Each song is a tightly structured, well-performed example of melodic modern country.
Chris White 2007
Named after a guitar belonging to Emmylou Harris, Hummingbird are three young, photogenic English female singer-songwriters who look and sound like they were brought together by some aspiring svengali seeking to create a transatlantic answer to The Dixie Chicks.
Formed in late 2005, the trio – Cathy Burton, Edwina Hayes and Amy Wadge - were all established solo artists on the domestic folk circuit before deciding to work together and Tougher Than Love is certainly a confident debut. Each song is a tightly structured, well-performed example of melodic modern country, featuring impeccable vocal harmonies, rootsy acoustic arrangements and simple, clear production.
The template is set by jaunty opener "Sing Me A Lullaby" – an instantly catchy little ditty featuring bouncy bass, twinkling mandolin and an uplifting, heartfelt chorus. Most of what follows is similarly likeable but slight, although penultimate track "Too Many Lonely People" manages to rise above some comically bad lyrics (‘God bless the man who invented the wheel, he made the world a little smaller’) and build into soaring, string-laden tear jerker guaranteed to make the line dancers pause for a moment to reach for their Confederate flag handkerchiefs.
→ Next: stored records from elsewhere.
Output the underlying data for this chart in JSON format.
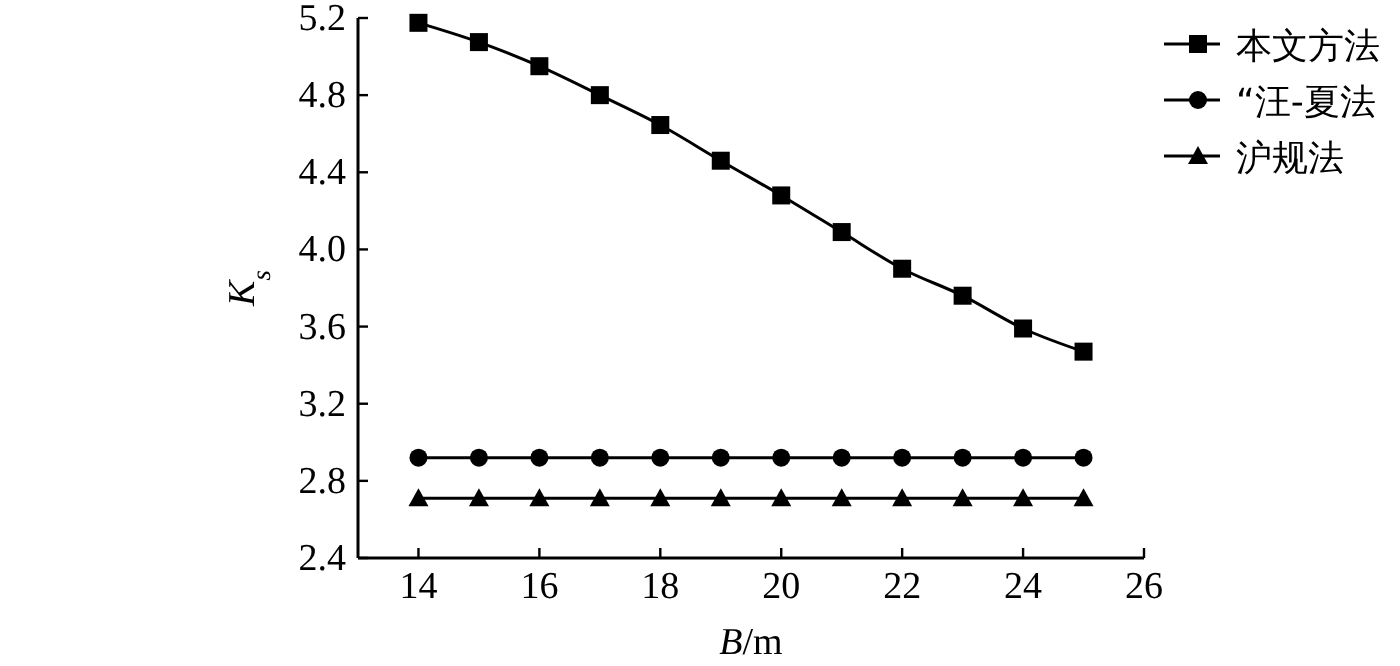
{
  "chart_data": {
    "type": "line",
    "xlabel": "B/m",
    "ylabel": "K$_{s}$",
    "x": [
      14,
      15,
      16,
      17,
      18,
      19,
      20,
      21,
      22,
      23,
      24,
      25
    ],
    "series": [
      {
        "name": "本文方法",
        "color": "#000000",
        "marker": "square",
        "values": [
          5.175,
          5.075,
          4.95,
          4.8,
          4.645,
          4.46,
          4.28,
          4.09,
          3.9,
          3.76,
          3.59,
          3.47
        ]
      },
      {
        "name": "“汪-夏法",
        "color": "#000000",
        "marker": "circle",
        "values": [
          2.92,
          2.92,
          2.92,
          2.92,
          2.92,
          2.92,
          2.92,
          2.92,
          2.92,
          2.92,
          2.92,
          2.92
        ]
      },
      {
        "name": "沪规法",
        "color": "#000000",
        "marker": "triangle",
        "values": [
          2.71,
          2.71,
          2.71,
          2.71,
          2.71,
          2.71,
          2.71,
          2.71,
          2.71,
          2.71,
          2.71,
          2.71
        ]
      }
    ],
    "xlim": [
      13,
      26
    ],
    "xticks": [
      14,
      16,
      18,
      20,
      22,
      24,
      26
    ],
    "ylim": [
      2.4,
      5.2
    ],
    "yticks": [
      {
        "value": 2.4,
        "label": "2.4"
      },
      {
        "value": 2.8,
        "label": "2.8"
      },
      {
        "value": 3.2,
        "label": "3.2"
      },
      {
        "value": 3.6,
        "label": "3.6"
      },
      {
        "value": 4.0,
        "label": "4.0"
      },
      {
        "value": 4.4,
        "label": "4.4"
      },
      {
        "value": 4.8,
        "label": "4.8"
      },
      {
        "value": 5.2,
        "label": "5.2"
      }
    ],
    "grid": false,
    "legend": "top right",
    "line_style": "solid"
  }
}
With decent marketing and generous airplay, there’s no reason why Hummingbird cannot carve out a profitable niche among Radio 2 listeners seeking a straightforward, updated alternative to Dolly Parton and her ilk. Indeed, had the girls been brought up in Louisiana, Arkansas and South Carolina rather than Lancashire, Avon and Sussex then they could have been absolutely huge. But in a sceptical Britain that generally still doesn’t get country, it’s a fair bet that superstardom will probably elude them.